As business to consumer (B2C) clients become more and more regulated regarding their own carbon footprints, the mark LSP’s leave on the world may one day impact whether B2C companies are able to do business with us. Walmart has already started requiring environmental certification of its suppliers whenever certification is available. While not yet a requirement, environmental certification is also preferred for vendors at Starbucks, SAP and H&M. Many US municipal and state requests for proposals (RFP’s) now have sections where they ask bidders to detail their environmental practices, use of Energy Star utilities, and environmental certifications held. Which one of your clients will be next?
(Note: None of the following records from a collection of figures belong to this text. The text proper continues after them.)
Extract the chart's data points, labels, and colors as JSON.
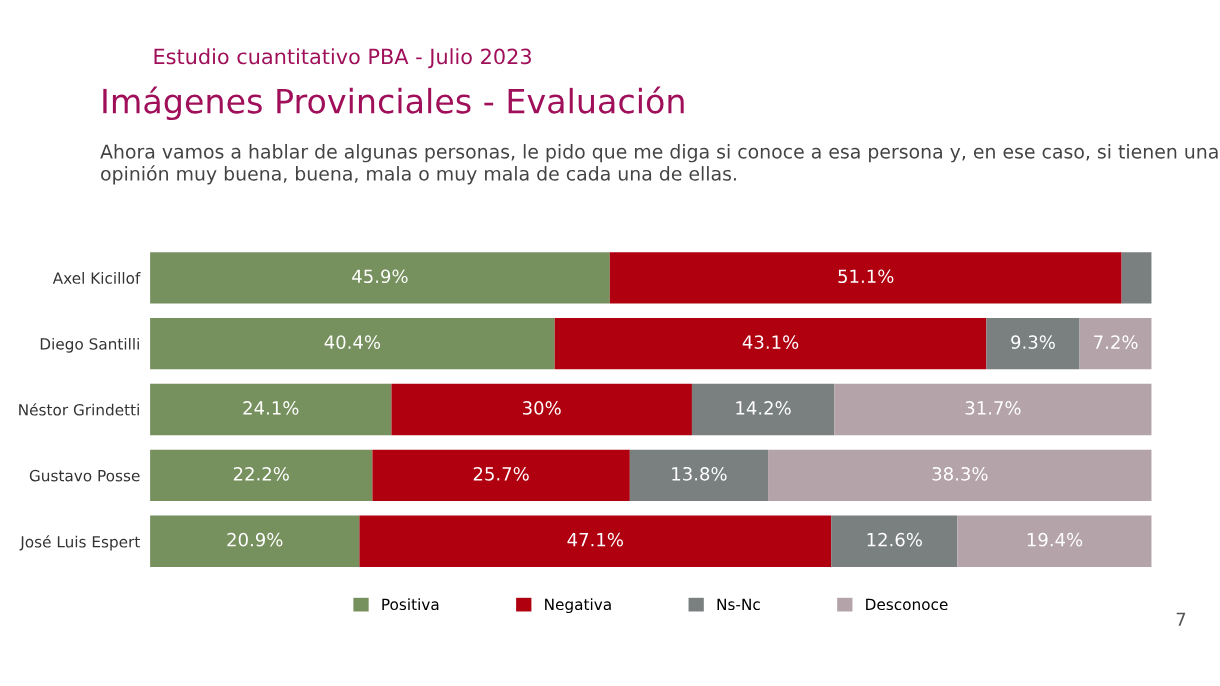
{
  "chart_data": {
    "type": "bar",
    "orientation": "horizontal",
    "stacked": true,
    "title": "Imágenes Provinciales - Evaluación",
    "subtitle": "Ahora vamos a hablar de algunas personas, le pido que me diga si conoce a esa persona y, en ese caso, si tienen una opinión muy buena, buena, mala o muy mala de cada una de ellas.",
    "annotations": [
      "Estudio cuantitativo PBA - Julio 2023",
      "7"
    ],
    "categories": [
      "Axel Kicillof",
      "Diego Santilli",
      "Néstor Grindetti",
      "Gustavo Posse",
      "José Luis Espert"
    ],
    "xlim": [
      0,
      100
    ],
    "series": [
      {
        "name": "Positiva",
        "color": "#76905e",
        "values": [
          45.9,
          40.4,
          24.1,
          22.2,
          20.9
        ],
        "value_labels": [
          "45.9%",
          "40.4%",
          "24.1%",
          "22.2%",
          "20.9%"
        ]
      },
      {
        "name": "Negativa",
        "color": "#b00010",
        "values": [
          51.1,
          43.1,
          30,
          25.7,
          47.1
        ],
        "value_labels": [
          "51.1%",
          "43.1%",
          "30%",
          "25.7%",
          "47.1%"
        ]
      },
      {
        "name": "Ns-Nc",
        "color": "#7a7f80",
        "values": [
          3.0,
          9.3,
          14.2,
          13.8,
          12.6
        ],
        "value_labels": [
          null,
          "9.3%",
          "14.2%",
          "13.8%",
          "12.6%"
        ]
      },
      {
        "name": "Desconoce",
        "color": "#b4a3a8",
        "values": [
          null,
          7.2,
          31.7,
          38.3,
          19.4
        ],
        "value_labels": [
          null,
          "7.2%",
          "31.7%",
          "38.3%",
          "19.4%"
        ]
      }
    ],
    "legend": "bottom",
    "grid": false,
    "tick_labels": "y"
  }
}
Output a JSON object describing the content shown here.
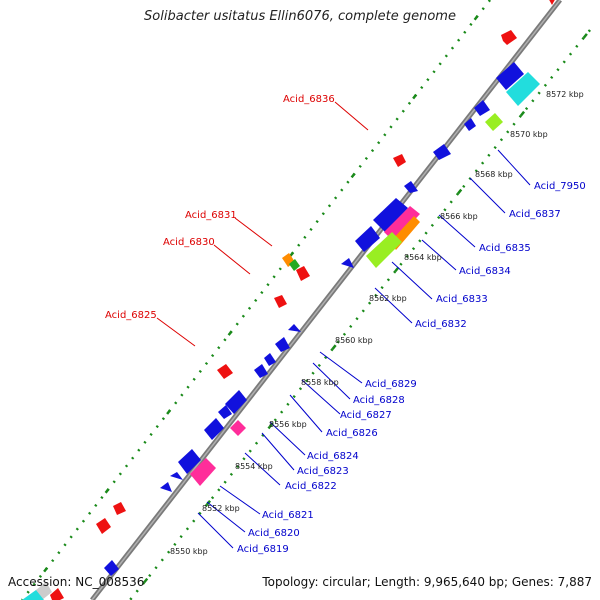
{
  "title": "Solibacter usitatus Ellin6076, complete genome",
  "footer": {
    "accession": "Accession: NC_008536",
    "summary": "Topology: circular; Length: 9,965,640 bp; Genes: 7,887"
  },
  "ticks": [
    "8550 kbp",
    "8552 kbp",
    "8554 kbp",
    "8556 kbp",
    "8558 kbp",
    "8560 kbp",
    "8562 kbp",
    "8564 kbp",
    "8566 kbp",
    "8568 kbp",
    "8570 kbp",
    "8572 kbp"
  ],
  "forward_labels": [
    "Acid_6836",
    "Acid_6831",
    "Acid_6830",
    "Acid_6825"
  ],
  "reverse_labels": [
    "Acid_7950",
    "Acid_6837",
    "Acid_6835",
    "Acid_6834",
    "Acid_6833",
    "Acid_6832",
    "Acid_6829",
    "Acid_6828",
    "Acid_6827",
    "Acid_6826",
    "Acid_6824",
    "Acid_6823",
    "Acid_6822",
    "Acid_6821",
    "Acid_6820",
    "Acid_6819"
  ],
  "colors": {
    "forward_gene": "#ee1111",
    "reverse_gene": "#1111dd",
    "backbone": "#808080",
    "tick_track": "#1a8a1a",
    "rna_magenta": "#ff2d9a",
    "rna_cyan": "#22dddd",
    "rna_green": "#99ee22",
    "rna_orange": "#ff8c00"
  }
}
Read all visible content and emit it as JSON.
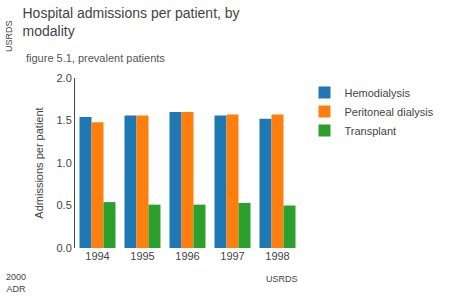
{
  "chart_data": {
    "type": "bar",
    "title": "Hospital admissions per patient, by\nmodality",
    "subtitle": "figure 5.1, prevalent patients",
    "ylabel": "Admissions per patient",
    "categories": [
      "1994",
      "1995",
      "1996",
      "1997",
      "1998"
    ],
    "series": [
      {
        "name": "Hemodialysis",
        "values": [
          1.54,
          1.56,
          1.6,
          1.56,
          1.52
        ]
      },
      {
        "name": "Peritoneal dialysis",
        "values": [
          1.48,
          1.56,
          1.6,
          1.57,
          1.57
        ]
      },
      {
        "name": "Transplant",
        "values": [
          0.54,
          0.51,
          0.51,
          0.53,
          0.5
        ]
      }
    ],
    "ylim": [
      0.0,
      2.0
    ],
    "yticks": [
      {
        "value": 0.0,
        "label": "0.0"
      },
      0.5,
      {
        "value": 1.0,
        "label": "1.0"
      },
      1.5,
      {
        "value": 2.0,
        "label": "2.0"
      }
    ],
    "grid": false,
    "legend": "right",
    "annotations": [
      {
        "text": "USRDS"
      },
      {
        "text": "2000\nADR"
      },
      {
        "text": "USRDS"
      }
    ]
  }
}
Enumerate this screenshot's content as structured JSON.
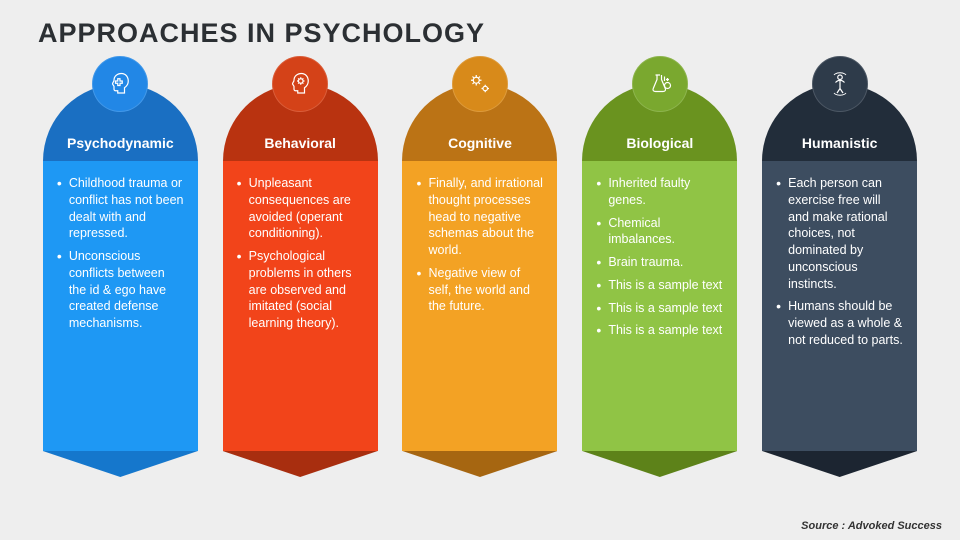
{
  "title": "APPROACHES IN PSYCHOLOGY",
  "source": "Source : Advoked Success",
  "background_color": "#eeeeee",
  "columns": [
    {
      "label": "Psychodynamic",
      "circle_color": "#2287e6",
      "arch_color": "#1a6fc2",
      "body_color": "#1e98f4",
      "tail_color": "#1577cc",
      "icon": "head-puzzle",
      "bullets": [
        "Childhood trauma or conflict has not been dealt with and repressed.",
        "Unconscious conflicts between the id & ego have created defense mechanisms."
      ]
    },
    {
      "label": "Behavioral",
      "circle_color": "#d44218",
      "arch_color": "#b93310",
      "body_color": "#f2441a",
      "tail_color": "#a82e0f",
      "icon": "head-gear",
      "bullets": [
        "Unpleasant consequences are avoided (operant conditioning).",
        "Psychological problems in others are observed and imitated (social learning theory)."
      ]
    },
    {
      "label": "Cognitive",
      "circle_color": "#d88a1a",
      "arch_color": "#bb7315",
      "body_color": "#f3a224",
      "tail_color": "#a66611",
      "icon": "gears",
      "bullets": [
        "Finally, and irrational thought processes head to negative schemas about the world.",
        "Negative view of self, the world and the future."
      ]
    },
    {
      "label": "Biological",
      "circle_color": "#7aa82f",
      "arch_color": "#6a931f",
      "body_color": "#90c445",
      "tail_color": "#5d8219",
      "icon": "flask",
      "bullets": [
        "Inherited faulty genes.",
        "Chemical imbalances.",
        "Brain trauma.",
        "This is a sample text",
        "This is a sample text",
        "This is a sample text"
      ]
    },
    {
      "label": "Humanistic",
      "circle_color": "#2e3b4a",
      "arch_color": "#222d3a",
      "body_color": "#3d4d60",
      "tail_color": "#1c2531",
      "icon": "human",
      "bullets": [
        "Each person can exercise free will and make rational choices, not dominated by unconscious instincts.",
        "Humans should be viewed as a whole & not reduced to parts."
      ]
    }
  ]
}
Environmental management certification for LSP’s is already is available. It’s just that abashedly few of us have it. My company, In Every Language, is the only LSP certified as a B Corporation, which is a certification not just for environmental practices, but for CSR as a whole. Only three LSP’s are certified by Green America: Lazar & Associates, Oregon Translations and Green Translations. On an international level, ISO 14001:2004 is available for environmental management, but I only know of four LSP’s that have it: Yamagata Europe, Eco Trans, Intrasoft International and Wolfestone Translation. So basically, with three certifications available, only eight companies worldwide are meeting this growing client need. And while I’m sure I can speak for the other seven when I say we’re happy to keep the business for ourselves, just as our clients face a responsibility to their customers in ensuring environmentally-responsible sourcing through the supply chain, we face the responsibility of making it easier for them. Obtaining certification is part of standard operating procedure for a US-based woman or minority-owned LSP; certification should become a standard for “green” LSP’s. This is the micro-action we must take in light of the macro-trend. The customer-centric LSP owner puts the needs of his customer first and, for more and more of our customers, this is the up-and-coming need.